Closed jakubmicorek closed 3 years ago
I follow the same setting as the original implementation. Here's a same question. https://github.com/StevenLiuWen/ano_pred_cvpr2018/issues/27 From my point of view, it is ok to normalize the 12 videos' scores uniformly.
Thank you for pointing me to the other repo.
However, I would still argue this isn't correct for evaluating such a system. Suppose you want to use such a system in production at the campus where the videos were recorded at. You would need someone to adapt the threshold all the time depending on what's happening.
Take for example three video sequences where: 1) no people (background only) 2) a few people 3) a lot people walk through the frame.
Clips of type 1. will probably produce a smaller error than 2. and clips of type 2. will probably produce a smaller error than 3. for normal behavior because there is more foreground and motion which needs to be reconstructed. As in each of the 12 test videos anomalies occur and each of the clips are normalized between 0 and 1 individually, the overall larger errors of type 3. are pushed down to regions of type 1. and 2.

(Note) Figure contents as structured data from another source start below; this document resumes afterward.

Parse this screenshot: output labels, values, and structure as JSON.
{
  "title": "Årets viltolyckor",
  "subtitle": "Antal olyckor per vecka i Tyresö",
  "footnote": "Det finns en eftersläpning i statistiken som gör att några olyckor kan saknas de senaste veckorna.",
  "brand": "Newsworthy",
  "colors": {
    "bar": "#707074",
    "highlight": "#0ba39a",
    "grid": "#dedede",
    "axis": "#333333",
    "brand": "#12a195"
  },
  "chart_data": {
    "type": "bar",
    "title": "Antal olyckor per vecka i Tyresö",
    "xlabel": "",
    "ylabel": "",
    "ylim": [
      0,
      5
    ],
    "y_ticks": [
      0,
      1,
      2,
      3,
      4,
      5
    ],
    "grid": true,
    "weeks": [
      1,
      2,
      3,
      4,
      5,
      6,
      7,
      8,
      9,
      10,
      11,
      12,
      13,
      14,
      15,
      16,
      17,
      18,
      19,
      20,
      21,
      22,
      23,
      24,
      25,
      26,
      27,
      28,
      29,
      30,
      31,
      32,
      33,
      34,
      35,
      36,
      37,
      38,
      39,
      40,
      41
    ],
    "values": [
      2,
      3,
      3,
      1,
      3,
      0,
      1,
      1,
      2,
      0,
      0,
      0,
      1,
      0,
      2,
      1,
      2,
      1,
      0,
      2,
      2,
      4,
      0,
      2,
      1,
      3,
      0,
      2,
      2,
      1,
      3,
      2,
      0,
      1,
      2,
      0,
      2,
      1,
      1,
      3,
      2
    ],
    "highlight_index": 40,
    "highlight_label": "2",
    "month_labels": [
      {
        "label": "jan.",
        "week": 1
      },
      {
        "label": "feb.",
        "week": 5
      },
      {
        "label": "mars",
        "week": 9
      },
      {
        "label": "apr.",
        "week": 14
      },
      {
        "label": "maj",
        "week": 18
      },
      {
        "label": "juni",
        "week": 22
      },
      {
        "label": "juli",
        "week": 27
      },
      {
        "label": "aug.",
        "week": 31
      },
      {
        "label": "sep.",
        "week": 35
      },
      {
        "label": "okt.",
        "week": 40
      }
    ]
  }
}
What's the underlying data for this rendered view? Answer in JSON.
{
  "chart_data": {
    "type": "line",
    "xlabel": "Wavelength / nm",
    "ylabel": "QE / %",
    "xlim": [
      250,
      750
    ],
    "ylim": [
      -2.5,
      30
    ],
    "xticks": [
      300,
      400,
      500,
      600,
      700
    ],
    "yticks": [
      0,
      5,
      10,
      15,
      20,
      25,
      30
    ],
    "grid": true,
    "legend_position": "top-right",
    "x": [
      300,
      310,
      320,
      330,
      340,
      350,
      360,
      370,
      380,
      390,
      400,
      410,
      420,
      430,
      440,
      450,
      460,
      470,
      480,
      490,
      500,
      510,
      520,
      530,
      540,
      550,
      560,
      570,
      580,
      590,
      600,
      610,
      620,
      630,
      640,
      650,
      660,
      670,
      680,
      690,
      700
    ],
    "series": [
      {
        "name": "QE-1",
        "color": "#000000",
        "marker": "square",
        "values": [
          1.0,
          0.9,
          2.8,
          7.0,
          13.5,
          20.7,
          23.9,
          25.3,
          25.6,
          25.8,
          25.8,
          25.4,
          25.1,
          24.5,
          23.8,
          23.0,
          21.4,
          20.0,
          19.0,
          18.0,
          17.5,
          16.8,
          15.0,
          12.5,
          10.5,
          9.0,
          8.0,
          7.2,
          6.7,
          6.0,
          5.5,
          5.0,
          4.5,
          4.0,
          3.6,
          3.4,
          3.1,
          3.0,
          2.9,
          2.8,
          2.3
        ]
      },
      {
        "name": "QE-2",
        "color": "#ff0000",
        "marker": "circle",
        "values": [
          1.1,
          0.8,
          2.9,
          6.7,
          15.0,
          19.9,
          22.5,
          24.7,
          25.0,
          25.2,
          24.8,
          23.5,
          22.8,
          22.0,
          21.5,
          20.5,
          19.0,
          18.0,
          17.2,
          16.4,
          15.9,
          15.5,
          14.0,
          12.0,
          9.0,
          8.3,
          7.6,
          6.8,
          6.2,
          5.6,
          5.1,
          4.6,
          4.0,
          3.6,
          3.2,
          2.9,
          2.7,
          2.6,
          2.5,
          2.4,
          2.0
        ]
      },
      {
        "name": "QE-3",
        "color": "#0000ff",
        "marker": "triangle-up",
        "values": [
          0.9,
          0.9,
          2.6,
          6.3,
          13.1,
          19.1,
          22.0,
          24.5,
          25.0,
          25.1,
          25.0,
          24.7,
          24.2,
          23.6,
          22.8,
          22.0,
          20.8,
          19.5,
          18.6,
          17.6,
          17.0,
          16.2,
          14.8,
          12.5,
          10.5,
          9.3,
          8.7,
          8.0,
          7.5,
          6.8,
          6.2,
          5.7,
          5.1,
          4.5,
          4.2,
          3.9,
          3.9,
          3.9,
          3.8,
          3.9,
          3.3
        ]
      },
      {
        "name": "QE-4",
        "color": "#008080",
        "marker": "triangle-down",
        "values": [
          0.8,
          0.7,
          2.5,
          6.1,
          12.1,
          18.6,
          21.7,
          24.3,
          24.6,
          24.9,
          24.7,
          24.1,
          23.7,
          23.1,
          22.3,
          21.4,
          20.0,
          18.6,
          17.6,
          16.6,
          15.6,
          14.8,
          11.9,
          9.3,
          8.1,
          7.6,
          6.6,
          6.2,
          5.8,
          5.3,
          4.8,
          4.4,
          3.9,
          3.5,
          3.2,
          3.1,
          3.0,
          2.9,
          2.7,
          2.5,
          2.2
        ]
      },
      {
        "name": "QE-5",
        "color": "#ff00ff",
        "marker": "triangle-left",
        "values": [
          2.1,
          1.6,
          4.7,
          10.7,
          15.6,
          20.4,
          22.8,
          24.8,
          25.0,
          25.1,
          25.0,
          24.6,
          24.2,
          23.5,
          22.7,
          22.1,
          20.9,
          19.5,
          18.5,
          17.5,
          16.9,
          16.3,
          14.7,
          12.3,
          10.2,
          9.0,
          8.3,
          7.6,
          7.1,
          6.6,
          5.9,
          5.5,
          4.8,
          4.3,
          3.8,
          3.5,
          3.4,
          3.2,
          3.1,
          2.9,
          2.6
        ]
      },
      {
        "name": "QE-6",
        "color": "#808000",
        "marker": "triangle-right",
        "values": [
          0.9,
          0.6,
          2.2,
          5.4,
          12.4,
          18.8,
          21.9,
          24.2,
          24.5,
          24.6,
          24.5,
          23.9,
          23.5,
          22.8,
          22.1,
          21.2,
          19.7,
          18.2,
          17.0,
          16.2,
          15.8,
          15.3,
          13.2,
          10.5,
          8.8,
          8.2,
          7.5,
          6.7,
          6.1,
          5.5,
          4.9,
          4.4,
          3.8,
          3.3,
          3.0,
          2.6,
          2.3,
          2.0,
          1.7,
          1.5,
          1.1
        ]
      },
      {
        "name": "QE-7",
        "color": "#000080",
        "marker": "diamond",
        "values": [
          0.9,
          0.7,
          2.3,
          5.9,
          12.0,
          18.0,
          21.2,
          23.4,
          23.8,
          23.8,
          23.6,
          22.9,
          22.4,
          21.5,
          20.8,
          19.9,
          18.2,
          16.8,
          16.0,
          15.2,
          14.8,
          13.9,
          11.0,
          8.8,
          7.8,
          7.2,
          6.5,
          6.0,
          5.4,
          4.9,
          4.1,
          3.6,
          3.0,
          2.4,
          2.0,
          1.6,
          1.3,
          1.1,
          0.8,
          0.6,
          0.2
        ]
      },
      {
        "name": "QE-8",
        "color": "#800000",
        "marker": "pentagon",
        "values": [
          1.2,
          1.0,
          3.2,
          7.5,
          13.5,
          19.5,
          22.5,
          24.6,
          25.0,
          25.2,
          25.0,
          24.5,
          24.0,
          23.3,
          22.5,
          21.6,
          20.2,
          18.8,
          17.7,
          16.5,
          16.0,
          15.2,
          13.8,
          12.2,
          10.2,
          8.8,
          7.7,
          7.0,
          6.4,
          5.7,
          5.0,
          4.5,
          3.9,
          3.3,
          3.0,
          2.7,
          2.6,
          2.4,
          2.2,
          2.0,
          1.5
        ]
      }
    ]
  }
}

Yes, I agree with you. In real production environment, an uniform threshold should be set carefully for different events which belong to the same occasion. This model still has some limits.
Isn't the evaluation calculation wrong?
Considering Ped2, why are the scores normalized between 0 and 1 for each of the 12 video clips individually? This isn't correct as the camera view is the same in all of the clips.